“Da lunedì 11 maggio via libera al commercio e dal 18 maggio, scadenza del Dpcm, poteri alle Regioni per tutte le riaperture”. È questa la richiesta arrivata dalla conferenza delle Regioni al Governo, con la decisione all’unanimità che chiede la riapertura del commercio al dettaglio da lunedì prossimo e “che dal 17, quando scadrà il dpcm firmato il 26 aprile scorso, questa norma decada e venga totalmente attribuito alle regioni la responsabilità di elaborare un calendario completo di riaperture sin dal 18 maggio”. A spiegare la posizione delle Regioni è stato Giovanni Toti, presidente della Liguria, che ha posto una sorta di ultimatum: “Se le nostre richieste non dovessero essere accolte – ha sottolineato Toti – considereremo lese le prerogative delle Regioni. D’altra parte, è quanto deciso stamattina dalla cancelliera Angela Merkel in Germania”.
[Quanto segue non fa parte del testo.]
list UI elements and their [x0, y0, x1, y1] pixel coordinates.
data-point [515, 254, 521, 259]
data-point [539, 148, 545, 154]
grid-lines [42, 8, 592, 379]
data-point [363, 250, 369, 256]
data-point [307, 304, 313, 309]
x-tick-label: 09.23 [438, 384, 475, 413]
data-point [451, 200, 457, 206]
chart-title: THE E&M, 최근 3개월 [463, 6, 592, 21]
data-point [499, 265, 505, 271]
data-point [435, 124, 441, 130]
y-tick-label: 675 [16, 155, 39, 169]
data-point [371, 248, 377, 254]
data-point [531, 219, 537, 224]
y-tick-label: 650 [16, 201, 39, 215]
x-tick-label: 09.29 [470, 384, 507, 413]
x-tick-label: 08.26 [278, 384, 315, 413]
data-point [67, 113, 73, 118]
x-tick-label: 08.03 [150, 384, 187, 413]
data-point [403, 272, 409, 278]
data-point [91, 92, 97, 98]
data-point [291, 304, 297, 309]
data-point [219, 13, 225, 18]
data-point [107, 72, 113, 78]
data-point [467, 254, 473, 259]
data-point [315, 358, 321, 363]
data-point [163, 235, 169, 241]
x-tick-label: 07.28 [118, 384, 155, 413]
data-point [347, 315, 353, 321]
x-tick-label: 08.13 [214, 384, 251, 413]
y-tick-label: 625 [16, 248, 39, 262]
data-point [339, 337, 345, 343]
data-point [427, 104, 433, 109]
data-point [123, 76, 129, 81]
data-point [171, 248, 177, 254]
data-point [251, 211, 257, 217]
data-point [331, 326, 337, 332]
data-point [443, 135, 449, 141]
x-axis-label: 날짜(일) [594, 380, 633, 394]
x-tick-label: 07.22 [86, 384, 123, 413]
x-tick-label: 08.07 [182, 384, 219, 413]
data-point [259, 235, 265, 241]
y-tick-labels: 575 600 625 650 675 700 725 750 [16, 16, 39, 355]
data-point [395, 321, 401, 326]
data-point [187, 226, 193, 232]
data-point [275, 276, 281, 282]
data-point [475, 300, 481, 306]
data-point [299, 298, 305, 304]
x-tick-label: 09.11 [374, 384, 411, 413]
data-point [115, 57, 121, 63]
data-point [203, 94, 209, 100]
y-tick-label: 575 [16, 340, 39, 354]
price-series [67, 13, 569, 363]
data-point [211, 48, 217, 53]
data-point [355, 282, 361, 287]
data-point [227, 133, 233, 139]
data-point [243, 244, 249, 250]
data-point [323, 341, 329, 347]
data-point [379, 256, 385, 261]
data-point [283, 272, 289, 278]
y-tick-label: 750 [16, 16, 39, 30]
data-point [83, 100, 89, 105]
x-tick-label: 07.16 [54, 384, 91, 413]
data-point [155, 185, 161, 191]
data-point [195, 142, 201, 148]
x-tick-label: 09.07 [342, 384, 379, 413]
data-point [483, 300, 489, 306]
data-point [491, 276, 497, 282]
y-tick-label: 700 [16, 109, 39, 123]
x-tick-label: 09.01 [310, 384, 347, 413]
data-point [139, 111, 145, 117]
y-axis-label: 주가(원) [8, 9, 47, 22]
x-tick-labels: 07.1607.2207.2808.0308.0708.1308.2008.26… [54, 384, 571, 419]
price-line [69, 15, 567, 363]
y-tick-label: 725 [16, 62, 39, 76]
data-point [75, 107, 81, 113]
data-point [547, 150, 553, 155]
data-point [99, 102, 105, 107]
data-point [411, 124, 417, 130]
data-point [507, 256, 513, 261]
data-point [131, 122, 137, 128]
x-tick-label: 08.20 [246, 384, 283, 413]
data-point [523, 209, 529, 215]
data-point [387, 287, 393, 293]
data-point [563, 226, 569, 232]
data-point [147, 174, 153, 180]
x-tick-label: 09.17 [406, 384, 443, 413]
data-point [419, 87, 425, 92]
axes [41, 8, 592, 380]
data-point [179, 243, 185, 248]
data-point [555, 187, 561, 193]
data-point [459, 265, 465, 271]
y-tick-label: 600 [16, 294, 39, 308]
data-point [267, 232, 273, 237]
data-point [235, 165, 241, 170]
Una richiesta di fatto bocciata dal ministro per gli Affari Regionali, il Dem Francesco Boccia, che ha invece ribadito nel corso della videoconferenza con i governatori che dall’11 maggio saranno esaminati i dati del monitoraggio del ministero della Salute sul contagio da Covid-19 e, in base ai risultati, dal 18 maggio saranno possibili differenziazioni regionali nelle riaperture, anche in base alle linee guida dell’Inail.

Sulla stessa linea di Toti si è espresso il collega Massimiliano Fedriga, governatore leghista del Friuli Venezia Giulia. “Trovo personalmente molto difficile giustificare la scelta del Governo di permettere l’apertura a aziende con tremila dipendenti e imporre la chiusura a un negozio di borsette. Così si va a infierire su categorie piccole e piccolissime che chiedono di aprire bottega per mantenere la famiglia”, ha sottolineato il presidente della Regione.

Una posizione più moderata l’ha espressa la Regione Piemonte, guidata dal forzista Alberto Cirio. Pur condividendo il documento stilato dalla Conferenza delle Regioni, il Piemonte si è riservato la possibilità di valutare le proprie scelte in base all’andamento del contagio. Cirio infatti ha sottolineato durante la conferenza delle Regioni che “l’Italia ha aree con situazioni diverse” e che le scelte sulla ripartenza delle attività commerciali di vendita al dettaglio dovranno essere adottate in base “all’andamento del contagio”.